Le contre-projet direct vise à inscrire dans la Constitution le principe selon lequel tous les animaux doivent être détenus conformément à leurs besoins tout au long de leur vie. Dans ce contexte, il est essentiel que les animaux de rente notamment puissent bénéficier de sorties régulières, soient détenus dans le respect de leurs besoins et traités (soins) avec tous les égards. Si les animaux doivent être abattus, il faut qu'ils le soient dans des conditions respectueuses. Pour conférer une base solide aux exigences, la protection du «bien-être» de tous les animaux doit être inscrite dans la Constitution, ce qui permettra aussi d'édicter des dispositions plus strictes sur la détention des animaux sauvages par exemple (cirques, zoos, détention de reptiles et d'amphibiens par des particuliers). Pour les animaux de rente, il faut inscrire les éléments «hébergement et soins respectueux des animaux», «sorties régulières» et «abattage dans des conditions respectueuses» dans la Constitution.

Il convient, en revanche, d'écarter la proposition des auteurs de l'initiative d'inscrire dans la Constitution une référence au Cahier des charges 2018 de Bio Suisse, qui relève du droit privé.

Les programmes d'incitation peuvent contribuer dans une large mesure à l'amélioration du bien-être des animaux.

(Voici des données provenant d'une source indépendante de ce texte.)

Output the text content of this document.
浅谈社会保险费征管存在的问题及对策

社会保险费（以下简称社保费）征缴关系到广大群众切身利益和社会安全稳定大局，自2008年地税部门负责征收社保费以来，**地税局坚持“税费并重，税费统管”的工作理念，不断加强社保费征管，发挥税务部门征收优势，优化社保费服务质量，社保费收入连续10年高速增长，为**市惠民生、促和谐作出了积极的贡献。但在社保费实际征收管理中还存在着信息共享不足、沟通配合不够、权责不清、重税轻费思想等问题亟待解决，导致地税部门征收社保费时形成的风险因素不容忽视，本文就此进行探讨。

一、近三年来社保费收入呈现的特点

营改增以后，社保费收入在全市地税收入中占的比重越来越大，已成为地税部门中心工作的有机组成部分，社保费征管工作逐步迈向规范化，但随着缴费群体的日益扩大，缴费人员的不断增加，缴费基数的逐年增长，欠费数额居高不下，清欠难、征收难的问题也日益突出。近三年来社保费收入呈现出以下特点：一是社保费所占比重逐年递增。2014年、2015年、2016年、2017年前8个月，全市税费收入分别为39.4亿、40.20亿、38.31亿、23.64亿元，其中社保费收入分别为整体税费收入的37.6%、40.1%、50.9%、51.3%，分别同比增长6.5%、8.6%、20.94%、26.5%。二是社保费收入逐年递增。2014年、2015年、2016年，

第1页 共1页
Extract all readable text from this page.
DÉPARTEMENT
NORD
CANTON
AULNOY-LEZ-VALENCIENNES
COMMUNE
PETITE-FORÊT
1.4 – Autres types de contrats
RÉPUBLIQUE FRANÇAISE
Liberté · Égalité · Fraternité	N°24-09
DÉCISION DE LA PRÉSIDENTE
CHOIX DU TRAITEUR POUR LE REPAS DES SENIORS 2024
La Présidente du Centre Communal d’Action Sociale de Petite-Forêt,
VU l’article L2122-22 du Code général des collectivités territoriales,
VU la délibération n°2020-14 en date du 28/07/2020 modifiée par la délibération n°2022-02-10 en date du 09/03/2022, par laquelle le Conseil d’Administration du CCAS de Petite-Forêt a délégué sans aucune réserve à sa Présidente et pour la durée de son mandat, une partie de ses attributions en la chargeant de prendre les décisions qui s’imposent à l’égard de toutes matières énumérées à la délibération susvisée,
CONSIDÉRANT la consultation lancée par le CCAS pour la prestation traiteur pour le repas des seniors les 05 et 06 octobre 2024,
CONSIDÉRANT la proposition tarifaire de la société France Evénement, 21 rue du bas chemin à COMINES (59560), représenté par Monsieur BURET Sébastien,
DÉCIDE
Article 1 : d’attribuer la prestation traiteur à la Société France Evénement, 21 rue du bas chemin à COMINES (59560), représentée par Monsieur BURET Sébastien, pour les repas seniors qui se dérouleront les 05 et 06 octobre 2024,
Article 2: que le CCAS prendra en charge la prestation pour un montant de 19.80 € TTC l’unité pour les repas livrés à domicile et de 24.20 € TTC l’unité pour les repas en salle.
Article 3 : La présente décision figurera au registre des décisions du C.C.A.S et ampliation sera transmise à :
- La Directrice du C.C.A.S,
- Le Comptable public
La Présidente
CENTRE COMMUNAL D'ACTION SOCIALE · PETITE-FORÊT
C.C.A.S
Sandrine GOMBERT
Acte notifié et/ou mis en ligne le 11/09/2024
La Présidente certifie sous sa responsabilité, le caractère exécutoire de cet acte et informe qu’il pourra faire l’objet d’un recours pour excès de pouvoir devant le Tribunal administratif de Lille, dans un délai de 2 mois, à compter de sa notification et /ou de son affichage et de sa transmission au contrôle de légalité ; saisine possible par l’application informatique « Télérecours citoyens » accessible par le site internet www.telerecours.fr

Aussi sont-ils largement utilisés aujourd'hui déjà (cf. ch. 2.2.2). Ils ne sont cependant pas entièrement satisfaisants sous l'angle de la protection des animaux, car seule une partie des animaux sont détenus dans le respect de ces programmes. Le contre-projet direct vise donc à élever les exigences minimales applicables à la détention des animaux de rente dans les domaines «des sorties» ainsi que «de l'hébergement et des soins respectueux», ce qui représenterait un progrès décisif pour le bien-être de tous les animaux de rente.

Le niveau de protection visé sera augmenté en reprenant dans une large mesure, comme normes minimales, les exigences des programmes facultatifs SRPA et SST.

Seront privilégiées les exigences qui contribuent particulièrement au bien-être des animaux de rente et dont le coût est supportable pour les agriculteurs. Il s'agit de tenir compte,
en outre, des connaissances les plus récentes en matière de détention d'animaux. Les standards minimaux correspondants doivent être au fur et à mesure fixés au niveau de la loi et des ordonnances.

Les dépenses liées à des mesures de construction que les exploitations agricoles devront engager pour élever le standard de protection des animaux de rente afin d'améliorer le bien-être animal devront être co-financées davantage par des aides à l'investissement, comme le propose la PA22+. On considère, en outre, que le changement structurel de ces 25 prochaines années conduira à une nouvelle diminution du nombre d'exploitations. Si le montant des paiements directs devait rester inchangé, cela signifierait davantage d'argent à la disposition des exploitations. De plus, une partie des coûts additionnels constituent des frais qui devront être supportés de toute manière.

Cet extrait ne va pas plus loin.